When baricitinib received FDA approval for severe alopecia areata in June 2022, the first systemic treatment ever approved for the condition, the pivotal BRAVE-AA1 and BRAVE-AA2 trial data showed compelling 36-week efficacy numbers. But trials measure what they're designed to measure, and neither trial was designed to answer the question that arguably matters most to patients: is this a treatment or a cure?

Analysis showing age and socioeconomic deprivation as major predictors of cardiovascular risk in patients with autoimmune rheumatic diseases treated with JAK inhibitors.
Figure 1. Analysis showing age and socioeconomic deprivation as major predictors of cardiovascular risk in patients with autoimmune rheumatic diseases treated with JAK inhibitors. · Kenny Sunmboye — Wikimedia Commons (CC BY 4.0)

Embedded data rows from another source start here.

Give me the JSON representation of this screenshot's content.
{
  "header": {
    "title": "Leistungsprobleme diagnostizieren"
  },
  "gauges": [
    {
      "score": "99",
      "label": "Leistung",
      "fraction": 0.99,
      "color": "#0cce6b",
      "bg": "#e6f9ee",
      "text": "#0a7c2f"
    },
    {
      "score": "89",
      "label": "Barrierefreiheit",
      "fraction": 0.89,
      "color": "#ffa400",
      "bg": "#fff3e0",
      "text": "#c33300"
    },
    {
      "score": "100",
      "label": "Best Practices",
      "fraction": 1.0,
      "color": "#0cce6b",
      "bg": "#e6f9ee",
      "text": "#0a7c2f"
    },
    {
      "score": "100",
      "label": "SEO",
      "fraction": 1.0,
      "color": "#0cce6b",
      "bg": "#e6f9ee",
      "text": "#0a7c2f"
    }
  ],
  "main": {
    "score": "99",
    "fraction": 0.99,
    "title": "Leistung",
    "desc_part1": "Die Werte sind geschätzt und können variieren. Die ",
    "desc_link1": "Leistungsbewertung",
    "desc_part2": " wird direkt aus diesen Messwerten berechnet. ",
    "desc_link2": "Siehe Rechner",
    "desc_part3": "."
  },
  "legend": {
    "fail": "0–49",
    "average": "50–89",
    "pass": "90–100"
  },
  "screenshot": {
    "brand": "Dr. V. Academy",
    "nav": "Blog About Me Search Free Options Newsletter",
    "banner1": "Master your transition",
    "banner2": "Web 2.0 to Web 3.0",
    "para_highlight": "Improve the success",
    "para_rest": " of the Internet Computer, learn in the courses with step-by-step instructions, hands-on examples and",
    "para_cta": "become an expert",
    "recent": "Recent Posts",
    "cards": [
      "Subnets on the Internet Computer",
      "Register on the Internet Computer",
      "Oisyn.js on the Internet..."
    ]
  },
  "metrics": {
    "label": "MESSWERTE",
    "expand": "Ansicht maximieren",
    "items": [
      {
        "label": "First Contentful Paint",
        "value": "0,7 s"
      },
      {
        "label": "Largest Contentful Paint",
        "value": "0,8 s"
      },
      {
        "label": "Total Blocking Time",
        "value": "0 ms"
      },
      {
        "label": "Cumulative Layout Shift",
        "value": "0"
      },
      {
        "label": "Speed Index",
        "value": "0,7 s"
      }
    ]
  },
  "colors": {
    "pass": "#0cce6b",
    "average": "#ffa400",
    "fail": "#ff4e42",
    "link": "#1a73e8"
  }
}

The two-year open-label extension data, published in JAMA Dermatology in early 2025, provides the first longitudinal view of what happens to patients over time on baricitinib, and what happens when they stop. The picture is both encouraging and sobering in roughly equal measure.

Chemical structure of brepocitinib
Figure 2. Chemical structure of brepocitinib · Boghog — Wikimedia Commons (CC0)

The encouraging part: patients who maintained their response through 36 weeks, defined as achieving SALT ≤ 20, and continued on the 4mg dose through the open-label extension showed maintained response rates of 67% at 96 weeks. The drug continues to work. For patients with severe, refractory alopecia areata who had previously failed corticosteroids and other immunosuppressants, this durability is meaningful. The side effect profile remained consistent with the Phase 3 data: upper respiratory tract infections in roughly 20% of patients annually, a small number of serious adverse events including one case of herpes zoster reactivation that resolved with antiviral treatment.

Chemical diagram for jaktinib
Figure 3. Chemical diagram for jaktinib · User:Innerstream — Wikimedia Commons (Public domain)

The sobering part: of the patients who discontinued baricitinib for any reason, planned treatment holiday, side effects, or personal choice, 83% experienced relapse of hair loss within 6 months of stopping. This is not entirely surprising given what we know about the mechanism. Baricitinib is a JAK1/JAK2 inhibitor that suppresses the immune activity attacking follicles. When you remove the suppression, the immune attack resumes. The drug doesn't modify the underlying autoimmune disease, it manages it.

Study identifying key determinants of cardiovascular outcomes in multi-ethnic patients with rheumatic disease treated with JAK inhibitors.
Figure 4. Study identifying key determinants of cardiovascular outcomes in multi-ethnic patients with rheumatic disease treated with JAK inhibitors. · Kenny Sunmboye — Wikimedia Commons (CC BY 4.0)

This relapse data doesn't make baricitinib a bad treatment. It makes it a chronic treatment, more analogous to insulin for type 1 diabetes than to a cure. For a condition as psychologically devastating as severe alopecia areata, effective symptom management over years is genuinely valuable even if the disease process continues beneath the surface. But it does answer the question of whether JAK inhibitors will, on their own, deliver a cure for alopecia areata: almost certainly not. They're a management tool.

The implications for androgenetic alopecia research are relevant. Several investigator-initiated studies are now testing JAK inhibitors in androgenetic alopecia, a condition that, unlike alopecia areata, has a non-immune hormonal driver. The theoretical concern is that the relapse-on-discontinuation pattern seen in alopecia areata would be replicated: suppress JAK signalling, see improvement, stop, lose the improvement. If that's true, JAK inhibitors for androgenetic alopecia may face the same chronic-treatment-not-cure limitation. Whether the effect size in androgenetic alopecia is large enough to justify indefinite treatment with a drug that carries infection and cardiovascular warnings remains to be determined.